Frabric softer is the answer

I have been walking around for nearly a week with one waxed leg.
I was planning to go to a salon to de-fuzz some bits but then life got in the way as it often does and I found some wax strips. And then I ran out of wax strips. That was five days ago.
It’s making me wonder how the hell busy people get stuff done.
Time is my enemy of late. Even though there seems to be heaps of it.
 If the kids get up at 5 am  and we aim to get to day care by 9 am, then why am I carrying sand filled, playdough stained, tiny shoes with my teeth as I run with a kid under each arm to the car? Why am I skipping the tooth brush, combing hair with my fingers, doing a spit finger face clean and forgetting to pack the baby’s bottle at 8.55 every bloody day?
Ok, the dog ate my daughter's breakfast twice, and porridge was screamed at and tipped down the back of the couch. And yes, seven pairs of shoes were rejected or peed on and we had to sift through twenty pairs of undies to choose just the right ones, which inevitably got messed up pretty quickly and we started the process again. And the refusal to accept any kind of hair brushing or styling. The desperate need to search for the teddy that she only cared about for five minutes six months ago before shoving it under something. The outrage that we are not watching the whole Aladdin movie. The obsession with inspecting every mandarin on the tree to see if any are ripe. The meltdown when none are.
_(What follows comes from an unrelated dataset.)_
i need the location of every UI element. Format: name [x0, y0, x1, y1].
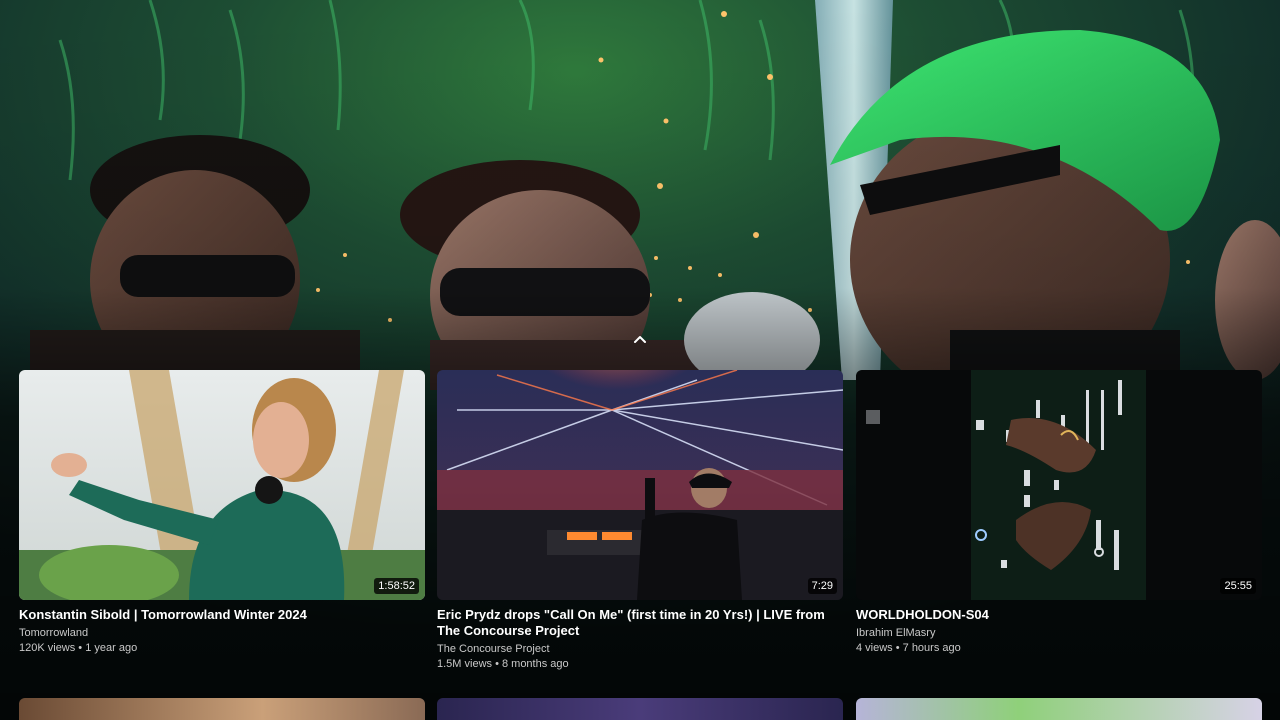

The picking and throwing of several green ones.  The yelling match which ensues. The yelling match I regret. The long cuddle. The changing of outfits. The fight over ‘why don’t you try and go to the toilet just in case’….
And that’s just the toddler.
Throw in a constantly hungry, always pooing, non stop vomiting, yet mostly cheery little guy, and I can see where the hours drain.
There are days when I drop off each kid and get to work and can’t believe that it’s actually the beginning of a working day. It feels like it should be home time. When we start the whole process again.
There are some mums who seem to have it all worked out. They have cut up fruit in Tupperware. They make their own muffins. They remember drink bottles. They bring spare undies and nappy bags. Their kids don’t have vampire-long  filthy nails or spew crusted onesies. They have two waxed legs.
They also do stuff that I didn’t know existed. I had no idea that ‘wiping down skirting boards’ was even a job. Or that sometimes you actually have to clean the dishwasher. (WHAT? – I know!)  Some of these mums even have manicured nails.
They make me feel like a flop. A bit of a fraud.
But I’ve never been a colour coded kinda girl. And I have to remember that it doesn’t make me a bad mum.
Because in my house we laugh. We all laugh a lot. And that’s got to be a good thing. We also cry a lot, which is probably because we are all drama queens.
Plus, I have started using fabric softener, and that is a guarantee of being a good mum. (It’s that easy!)
So I am going to try and embrace our messy and imperfect life. I will hide my beautiful and expensive cloth nappies because just having in the baby’s room makes me feel inferior.
And I don’t have a worm farm either. And I’m not getting one for a long time.
I love the idea of going to an organic grocer and choosing fresh produce. But I will continue to shovel pale, sad tomatoes into my Woolies trolley because that’s all I have time for right now. And we will sometimes eat cold KFC.
And if I my daughter comes home from daycare again with clipped nails, I will not die of shame.

But I will try and get to the bloody shops to wax that other leg because I may be a hot mess, but I do have some standards.